Yes — under Section 12A of the Insolvency and Bankruptcy Code (IBC) 2016, the corporate debtor and the applicant creditor can jointly apply to NCLT to withdraw the CIRP petition even after admission. However, this withdrawal requires approval of the Committee of Creditors (CoC) by a minimum of 90% voting share. Pre-admission settlement is significantly simpler — it requires mutual consent between the applicant and the corporate debtor and a formal application to NCLT for withdrawal of the petition under Rule 8 of the NCLT Rules. Settlement amounts typically include the principal debt, interest, legal costs, and any liquidated damages agreed upon. NCLT has in several landmark cases (Swiss Ribbons, Vidarbha Industries) clarified that IBC is not merely a debt recovery mechanism — it serves a wider public purpose of maximising asset value and keeping viable businesses as going concerns. If you are a corporate debtor seeking to settle or a creditor evaluating a settlement offer, Accorg Consulting advises on the legal implications, CoC voting strategy, and Section 12A compliance.

How do I file an NCLT petition from Indore?

NCLT petitions for companies registered in Madhya Pradesh are filed before the NCLT bench having jurisdiction over the state. Our Indore-based team handles the complete petition — from cause identification, document collation, drafting and e-filing to hearing representation. Contact us for a free case assessment.
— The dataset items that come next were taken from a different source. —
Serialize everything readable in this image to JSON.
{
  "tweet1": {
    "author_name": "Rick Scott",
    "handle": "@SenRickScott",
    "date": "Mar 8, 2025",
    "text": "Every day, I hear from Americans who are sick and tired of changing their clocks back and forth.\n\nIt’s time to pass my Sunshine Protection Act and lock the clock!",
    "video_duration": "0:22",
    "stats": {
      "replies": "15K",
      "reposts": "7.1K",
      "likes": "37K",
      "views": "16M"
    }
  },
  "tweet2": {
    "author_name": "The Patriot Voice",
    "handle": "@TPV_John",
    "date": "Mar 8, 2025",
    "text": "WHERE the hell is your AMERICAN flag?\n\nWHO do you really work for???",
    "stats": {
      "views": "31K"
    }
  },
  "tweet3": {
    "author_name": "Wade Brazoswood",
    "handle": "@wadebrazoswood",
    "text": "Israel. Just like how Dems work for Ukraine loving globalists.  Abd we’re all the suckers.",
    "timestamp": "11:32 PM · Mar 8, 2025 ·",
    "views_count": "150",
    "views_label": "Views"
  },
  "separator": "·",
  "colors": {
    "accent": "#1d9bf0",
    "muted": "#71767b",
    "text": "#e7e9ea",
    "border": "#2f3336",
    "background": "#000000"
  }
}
What is the minimum debt amount to file under IBC 2016?

Under the Insolvency and Bankruptcy Code (IBC) 2016, a financial creditor (bank, NBFC, bondholder) can file an application under Section 7 before NCLT if the corporate debtor has defaulted on a financial debt of ₹1 crore or more. An operational creditor (supplier, employee, service provider) can file under Section 9 when the operational debt owed is ₹1 crore or more and remains unpaid after a valid demand notice. This ₹1 crore threshold was introduced by the Government of India vide S.O. 1205(E) dated 24 March 2020 during the COVID-19 pandemic, replacing the earlier ₹1 lakh threshold. The corporate debtor itself can also file a voluntary insolvency application under Section 10 if it commits a default. It is important to note that the ₹1 crore refers to the default amount (amount due and unpaid), not the sanctioned loan limit. For matters below the ₹1 crore NCLT threshold, creditors may pursue recovery through the Debt Recovery Tribunal (DRT) for debts above ₹20 lakh, or through civil courts. Accorg Consulting advises creditors on the most effective recovery forum based on the nature and size of the debt.

Can I file an NCLT petition without a lawyer from Indore?

Section 432 of the Companies Act 2013 allows parties to appear before NCLT in person or through an authorised representative. However, NCLT proceedings involve complex legal arguments, strict document requirements, and tight deadlines. Professional representation by an experienced NCLT lawyer significantly improves admission rates and outcomes — especially in contested IBC matters.